Don’t Expect a Physical Threat from Iranian Cyberwarriors Anytime Soon

Sangoiri/Shutterstock.com

Any nation state needs three qualities -- not just the capability -- to carry out a cyberattack that could crash a plane, cut off power or damage other infrastructure.

Iran's reported ability to conduct cyber operations that could damage U.S. infrastructure is not an immediate threat, say federal and industry security analysts.

On Tuesday, cybersecurity firm Cylance released a two-year study positing that as Iran’s cyberwarfare matures, "the probability of an attack that could impact the physical world at a national or global level is rapidly increasing."

The report documents how Iran's online skills have progressed from vandalizing websites and causing "denial of service" attacks that cripple websites without compromising data -- to compromising airline systems abroad.

The campaign, in part, may be Iran's way of exerting power over delayed multilateral nuclear negotiations that last week were pushed back to 2015, Cylance postulates.

But any nation state, be it China, Russia or Iran, needs three qualities -- not just the capability -- to carry out a cyberattack that could crash a plane, cut off power or damage other infrastructure, according to U.S. officials. 

"Do they have the capacity to actually do, at a large scale, an attack? Do they have the capability, the technical skills to be able to do it? And third, do they have the intent?" said Mary Ellen Seale, deputy director of the National Cybersecurity Center within the Department of Homeland Security. "You really need all three to wage the kind of things you are talking about." She was speaking Tuesday, during a Nextgov webcast interview, generally, about state-sponsored cyberattacks that cause physical violence or otherwise roil society.

Other security analysts note that even if Iran had these three pieces, the country likely would be too scared to act out in cyberspace, for fear of retaliatory bombing.

"If the United States is able to say, 'We know you did it,' then there will be a kinetic response,” said Gary McGraw, chief technology officer at Cigital. “I doubt very much that they would like that to be the case – remember, this is all playing out in a much larger context." 
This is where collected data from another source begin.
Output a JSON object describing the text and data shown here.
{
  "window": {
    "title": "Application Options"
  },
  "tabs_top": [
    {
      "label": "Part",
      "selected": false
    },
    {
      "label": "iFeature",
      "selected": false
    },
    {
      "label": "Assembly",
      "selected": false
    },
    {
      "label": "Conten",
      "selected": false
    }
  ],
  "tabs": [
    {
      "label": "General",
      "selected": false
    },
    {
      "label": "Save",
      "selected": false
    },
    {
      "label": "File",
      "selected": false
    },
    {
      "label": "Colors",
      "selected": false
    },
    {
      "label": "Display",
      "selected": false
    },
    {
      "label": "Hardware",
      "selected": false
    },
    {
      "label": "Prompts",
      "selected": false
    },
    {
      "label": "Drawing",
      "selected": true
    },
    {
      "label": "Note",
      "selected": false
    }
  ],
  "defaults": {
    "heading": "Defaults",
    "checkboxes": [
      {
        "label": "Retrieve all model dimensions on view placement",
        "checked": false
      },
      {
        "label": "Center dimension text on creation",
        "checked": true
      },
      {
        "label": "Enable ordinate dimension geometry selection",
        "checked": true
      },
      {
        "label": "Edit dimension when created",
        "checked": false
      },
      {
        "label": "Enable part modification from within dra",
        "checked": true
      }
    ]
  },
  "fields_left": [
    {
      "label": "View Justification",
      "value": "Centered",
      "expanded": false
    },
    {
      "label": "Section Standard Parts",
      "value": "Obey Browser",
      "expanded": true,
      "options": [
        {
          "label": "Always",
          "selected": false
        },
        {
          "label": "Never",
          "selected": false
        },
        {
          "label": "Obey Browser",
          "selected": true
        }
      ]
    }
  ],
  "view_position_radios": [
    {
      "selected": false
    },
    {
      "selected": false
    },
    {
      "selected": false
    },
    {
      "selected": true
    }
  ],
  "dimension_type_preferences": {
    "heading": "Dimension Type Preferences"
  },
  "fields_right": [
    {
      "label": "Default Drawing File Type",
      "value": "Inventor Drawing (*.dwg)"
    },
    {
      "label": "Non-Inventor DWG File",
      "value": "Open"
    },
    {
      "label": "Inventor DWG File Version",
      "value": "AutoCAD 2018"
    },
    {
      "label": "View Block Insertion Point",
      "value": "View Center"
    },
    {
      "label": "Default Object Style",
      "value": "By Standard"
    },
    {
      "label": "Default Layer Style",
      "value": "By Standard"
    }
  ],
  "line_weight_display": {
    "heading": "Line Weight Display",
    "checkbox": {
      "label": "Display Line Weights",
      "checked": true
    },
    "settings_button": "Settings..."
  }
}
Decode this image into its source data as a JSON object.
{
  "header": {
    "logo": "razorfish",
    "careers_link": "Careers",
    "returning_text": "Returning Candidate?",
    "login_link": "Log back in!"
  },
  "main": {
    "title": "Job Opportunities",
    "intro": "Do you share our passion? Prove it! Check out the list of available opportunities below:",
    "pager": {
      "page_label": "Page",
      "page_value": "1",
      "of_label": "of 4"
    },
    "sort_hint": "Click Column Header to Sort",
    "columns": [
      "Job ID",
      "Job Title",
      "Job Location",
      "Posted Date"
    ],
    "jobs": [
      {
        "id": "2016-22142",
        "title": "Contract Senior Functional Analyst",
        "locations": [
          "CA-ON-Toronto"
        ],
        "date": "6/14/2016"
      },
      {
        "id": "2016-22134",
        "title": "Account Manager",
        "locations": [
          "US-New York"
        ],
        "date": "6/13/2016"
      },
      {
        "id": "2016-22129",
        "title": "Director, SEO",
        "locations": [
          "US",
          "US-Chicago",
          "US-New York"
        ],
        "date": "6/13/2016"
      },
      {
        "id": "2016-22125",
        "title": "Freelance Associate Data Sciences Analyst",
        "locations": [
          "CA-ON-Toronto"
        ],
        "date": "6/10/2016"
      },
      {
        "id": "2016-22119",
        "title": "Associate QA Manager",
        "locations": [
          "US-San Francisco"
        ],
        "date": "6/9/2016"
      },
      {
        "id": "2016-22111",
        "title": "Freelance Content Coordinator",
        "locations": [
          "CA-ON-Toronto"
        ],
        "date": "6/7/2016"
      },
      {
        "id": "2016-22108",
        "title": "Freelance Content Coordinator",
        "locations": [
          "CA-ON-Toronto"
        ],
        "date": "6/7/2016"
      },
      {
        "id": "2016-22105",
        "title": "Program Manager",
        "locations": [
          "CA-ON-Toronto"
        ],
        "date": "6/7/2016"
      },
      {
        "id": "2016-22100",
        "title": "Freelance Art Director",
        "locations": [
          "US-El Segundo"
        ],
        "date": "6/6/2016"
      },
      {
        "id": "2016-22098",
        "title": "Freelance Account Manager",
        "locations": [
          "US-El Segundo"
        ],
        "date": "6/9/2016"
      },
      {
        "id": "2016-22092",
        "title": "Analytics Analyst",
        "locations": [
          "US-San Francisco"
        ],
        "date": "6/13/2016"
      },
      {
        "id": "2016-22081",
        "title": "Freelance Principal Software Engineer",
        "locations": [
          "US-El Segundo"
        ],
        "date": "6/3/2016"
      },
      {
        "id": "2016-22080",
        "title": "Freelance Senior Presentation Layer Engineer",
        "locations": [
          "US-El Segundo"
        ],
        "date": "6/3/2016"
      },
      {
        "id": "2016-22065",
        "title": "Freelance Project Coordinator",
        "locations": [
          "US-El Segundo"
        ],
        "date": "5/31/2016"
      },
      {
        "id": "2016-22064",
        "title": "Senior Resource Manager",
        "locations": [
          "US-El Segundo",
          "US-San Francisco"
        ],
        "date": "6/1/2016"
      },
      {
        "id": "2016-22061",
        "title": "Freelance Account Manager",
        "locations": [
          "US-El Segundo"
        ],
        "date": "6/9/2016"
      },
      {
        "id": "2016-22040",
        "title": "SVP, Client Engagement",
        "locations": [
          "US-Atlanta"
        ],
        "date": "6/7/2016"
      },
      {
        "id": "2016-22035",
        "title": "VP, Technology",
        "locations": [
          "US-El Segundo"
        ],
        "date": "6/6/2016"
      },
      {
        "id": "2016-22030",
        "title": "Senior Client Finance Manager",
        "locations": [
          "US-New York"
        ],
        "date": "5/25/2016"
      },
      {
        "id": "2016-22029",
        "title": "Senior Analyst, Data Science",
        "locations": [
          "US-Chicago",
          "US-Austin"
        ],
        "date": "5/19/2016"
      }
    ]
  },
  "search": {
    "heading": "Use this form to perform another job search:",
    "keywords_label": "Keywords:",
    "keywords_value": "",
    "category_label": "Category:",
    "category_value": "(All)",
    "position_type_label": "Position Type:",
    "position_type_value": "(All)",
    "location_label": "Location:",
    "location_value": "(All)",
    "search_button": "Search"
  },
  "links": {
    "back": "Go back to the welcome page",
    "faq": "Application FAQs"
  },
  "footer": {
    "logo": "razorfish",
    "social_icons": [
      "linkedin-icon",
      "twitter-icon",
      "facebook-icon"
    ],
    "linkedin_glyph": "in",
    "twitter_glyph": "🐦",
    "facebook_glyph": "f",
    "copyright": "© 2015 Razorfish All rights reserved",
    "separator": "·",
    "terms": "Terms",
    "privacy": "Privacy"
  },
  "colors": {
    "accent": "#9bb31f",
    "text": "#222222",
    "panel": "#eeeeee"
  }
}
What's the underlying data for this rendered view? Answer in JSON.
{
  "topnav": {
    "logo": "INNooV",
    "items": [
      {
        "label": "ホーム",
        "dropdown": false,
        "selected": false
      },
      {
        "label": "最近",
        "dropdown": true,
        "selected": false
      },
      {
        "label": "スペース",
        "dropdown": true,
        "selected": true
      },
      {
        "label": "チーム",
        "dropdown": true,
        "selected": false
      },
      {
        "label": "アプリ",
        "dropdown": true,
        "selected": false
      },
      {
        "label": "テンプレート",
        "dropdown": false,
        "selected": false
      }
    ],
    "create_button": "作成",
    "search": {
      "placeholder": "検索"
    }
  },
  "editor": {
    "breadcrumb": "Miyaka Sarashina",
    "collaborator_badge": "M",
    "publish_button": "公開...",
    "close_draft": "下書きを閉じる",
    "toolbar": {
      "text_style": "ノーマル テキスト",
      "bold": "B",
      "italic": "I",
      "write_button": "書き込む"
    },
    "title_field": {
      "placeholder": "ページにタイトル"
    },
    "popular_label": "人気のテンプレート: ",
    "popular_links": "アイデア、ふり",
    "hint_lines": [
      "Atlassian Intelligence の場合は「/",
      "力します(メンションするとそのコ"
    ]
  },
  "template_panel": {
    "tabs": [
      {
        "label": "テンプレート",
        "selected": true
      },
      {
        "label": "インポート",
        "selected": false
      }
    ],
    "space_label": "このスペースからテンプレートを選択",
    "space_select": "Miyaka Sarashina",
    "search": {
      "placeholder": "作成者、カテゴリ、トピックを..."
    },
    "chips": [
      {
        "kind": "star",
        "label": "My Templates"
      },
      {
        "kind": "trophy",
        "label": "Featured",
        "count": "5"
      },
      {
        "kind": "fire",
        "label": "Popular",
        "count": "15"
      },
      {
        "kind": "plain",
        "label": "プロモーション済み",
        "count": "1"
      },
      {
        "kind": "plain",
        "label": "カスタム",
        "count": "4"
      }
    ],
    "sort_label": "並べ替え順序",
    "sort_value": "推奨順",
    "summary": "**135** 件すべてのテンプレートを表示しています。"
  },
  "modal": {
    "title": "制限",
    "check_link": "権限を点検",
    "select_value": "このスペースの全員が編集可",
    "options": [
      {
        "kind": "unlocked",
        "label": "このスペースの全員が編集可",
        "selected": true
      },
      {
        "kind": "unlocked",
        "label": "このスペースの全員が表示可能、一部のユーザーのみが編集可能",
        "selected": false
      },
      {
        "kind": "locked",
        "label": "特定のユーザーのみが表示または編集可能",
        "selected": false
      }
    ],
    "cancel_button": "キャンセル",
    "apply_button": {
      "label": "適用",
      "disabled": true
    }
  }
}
Still, a sizable, likely state-sponsored group of hackers -- dubbed "Cleaver" -- clearly is building capability, capacity and motive, according to the new report. 

"Perhaps the most bone-chilling evidence we collected in this campaign was the targeting and compromise of transportation networks and systems such as airlines and airports in South Korea, Saudi Arabia and Pakistan. The level of access seemed ubiquitous," the authors write. "Their entire remote access infrastructure and supply chain was under the control of the Cleaver team . . . They achieved complete access to airport gates and their security control systems, potentially allowing them to spoof gate credentials."

Cylance speculates the campaign could affect airline passenger safety or impair "industrial control systems" that operate machinery. Much of this aggression is seen as a response to Stuxnet, an alleged U.S.-Israel engineered virus that sabotaged the industrial systems supporting Iran's nuclear program. 

It's also possible adversaries with little tech savvy, such as North Korea, are conspiring with Iran to exert cyber power, the researchers said.

"Cleaver’s intense focus on critical infrastructure companies, especially in South Korea, hints at information sharing or joint operations with Iran’s partner, North Korea," the report said. The two U.S. adversaries inked an agreement for technology cooperation in 2012. 

Seale, from DHS, said multistate collaboration on cyberattacks is a real risk, but not an imminent one. What “we’re concerned about is when multiple nation states may partner together to bring those three core skills together: capability, capacity and intent," she said. "Whether that will happen with three nation states is probably not next year."

The distinction between compromising information and compromising real-world operations is key. 

The report acknowledges there is no direct evidence of a successful compromise of specific industrial control systems, but Team Cleaver did copy extremely sensitive data from many critical infrastructure operators that would allow it to do so. 

Cleaver -- the word appears in lines of the team's software code -- has targeted over 50 organizations worldwide, such as utilities, hospitals and the aerospace industry, among other vital sectors. Ten of the victims have headquarters in the United States, including a major airline, a medical university, an energy company specializing in natural gas production, an automobile manufacturer, a large defense contractor, and a major military installation. The report does not name the affected entities.